Sunday, December 11, 2011

Creation


I had a chance to see the film Creation (2009) last week and I found it a surprisingly beautiful dramatization of the central conflict in the life of Charles Darwin: the devout religious faith of his beloved wife, Emma, to which the scientific discoveries that he wrote about in his great book, On the Origin of Species, was a direct challenge. Darwin's book, which is as much a masterpiece of imaginative thinking as of scientific discovery, was a bomb dropped on Christianity from which it hasn't recovered since.

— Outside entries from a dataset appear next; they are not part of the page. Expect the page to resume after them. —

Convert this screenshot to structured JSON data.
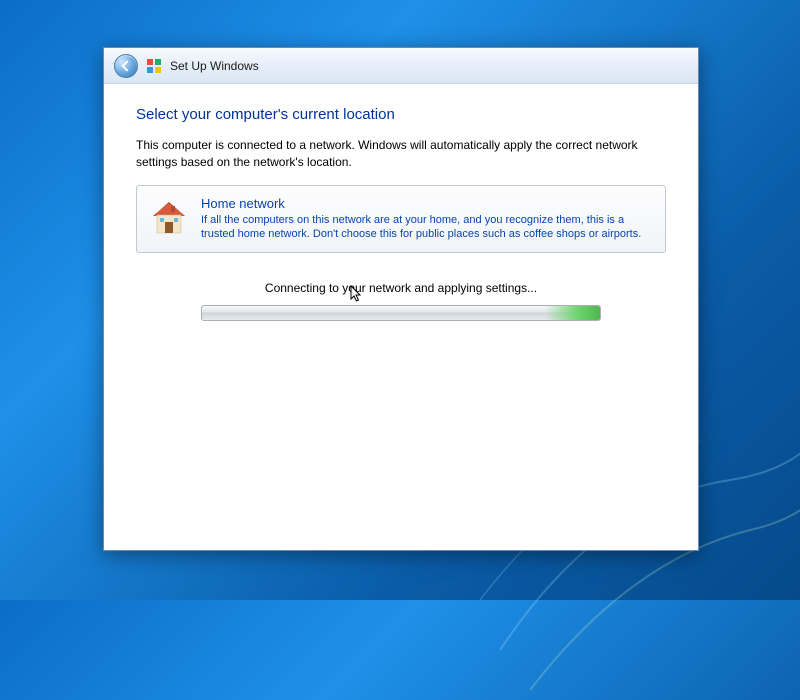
{
  "titlebar": {
    "title": "Set Up Windows"
  },
  "heading": "Select your computer's current location",
  "subtext": "This computer is connected to a network. Windows will automatically apply the correct network settings based on the network's location.",
  "option": {
    "title": "Home network",
    "description": "If all the computers on this network are at your home, and you recognize them, this is a trusted home network.  Don't choose this for public places such as coffee shops or airports."
  },
  "status": "Connecting to your network and applying settings..."
}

The film is based on Annie's Box: Charles Darwin, His Daughter and Human Evolution, a novel by Darwin's great-great-grandson, Randal Keynes. He wrote it after discovering in 2000 a box in which Charles and Emma Darwin had collected mementos of Annie, their eldest daughter. It concentrates on the close relationship between Darwin and Annie, whose death at the age of ten haunted him and his wife for the rest of their lives. At the time of her death, Darwin wrote: "We have lost the joy of the household, and the solace of our old age.... Oh that she could now know how deeply, how tenderly we do still & and shall ever love her dear joyous face." (1) Annie's health had been seriously weakened by scarlet fever, but some believe it was tuberculosis that eventually killed her.

Darwin himself submitted Annie to some horrific treatments such as "Gully's Water Cure", which included excruciating cold water hoseings and "spine-scrubbings" that, if anything, deprived the poor girl of what strength she had left to resist the disease that killed her. Her death drove Charles and Emma apart - he, repulsed by the prospect of his daughter's salvation or damnation by an implacable God in an utterly cruel cosmology (2), she into deeper and deeper religious neurosis.

Yet on behalf of Emma's religious convictions, Charles delayed the submission of his manuscript nearly twenty years, fearing it would drive Emma away entirely. As the film shows us, however, it was she who, after reading his manuscript, at last allowed him to publish it. Worriedly waiting for her verdict, she hands him a parcel wrapped in brown paper, addressed to the publisher John Murray.

Paul Bettany plays Darwin as he appeared in 1859, the year of On the Origin of Species' publication. I have seen him in several films, most of them, of course, dreadful. In Creation, however, he is graceful and sensitively intelligent, which is precisely how the filmmakers wanted us to see Darwin. Jennifer Connolly, as Emma, makes Charles devotion to her quite believable. I've been infatuated with her since her days as a child star. She, too, has had to endure a careerful of awful scripts. It is good to see her talent matched with a substantive script. The girl who plays Annie, Martha West, is quite moving, as she endures the hardships of health with which nature saddled Annie.

Some critics fussed over the film's title, thinking it was a sop to placate the stupid "creationists". I think it had more to do with Darwin's act of creating his magnificent book, which is a work of splendid prose as much as it is of scientific research. The "creation" of that book occupied him for fifteen years after his return from his voyages on HMS Beagle. The film reminds us that scientists are also human beings.

Not surprising me in the least were the claims of the film's producer, Jeremy Thomas, that he had trouble finding an American distributor. The effects of Charles Darwin's book are still troubling to a majority of Americans.


(1) Quoted by Janet Browne in her book, Charles Darwin: A Biography, Volume 1, Voyaging (New York: Alfred A Knopf).
(2) In a now-famous passage from his autobiography, Charles stated: "I hardly see how anyone ought to wish Christianity to be true; for if so the plain language of the text seems to show that the men who do not believe, and this would include my Father, Brother and almost all my best friends, will be everlastingly punished. And this is a damnable doctrine."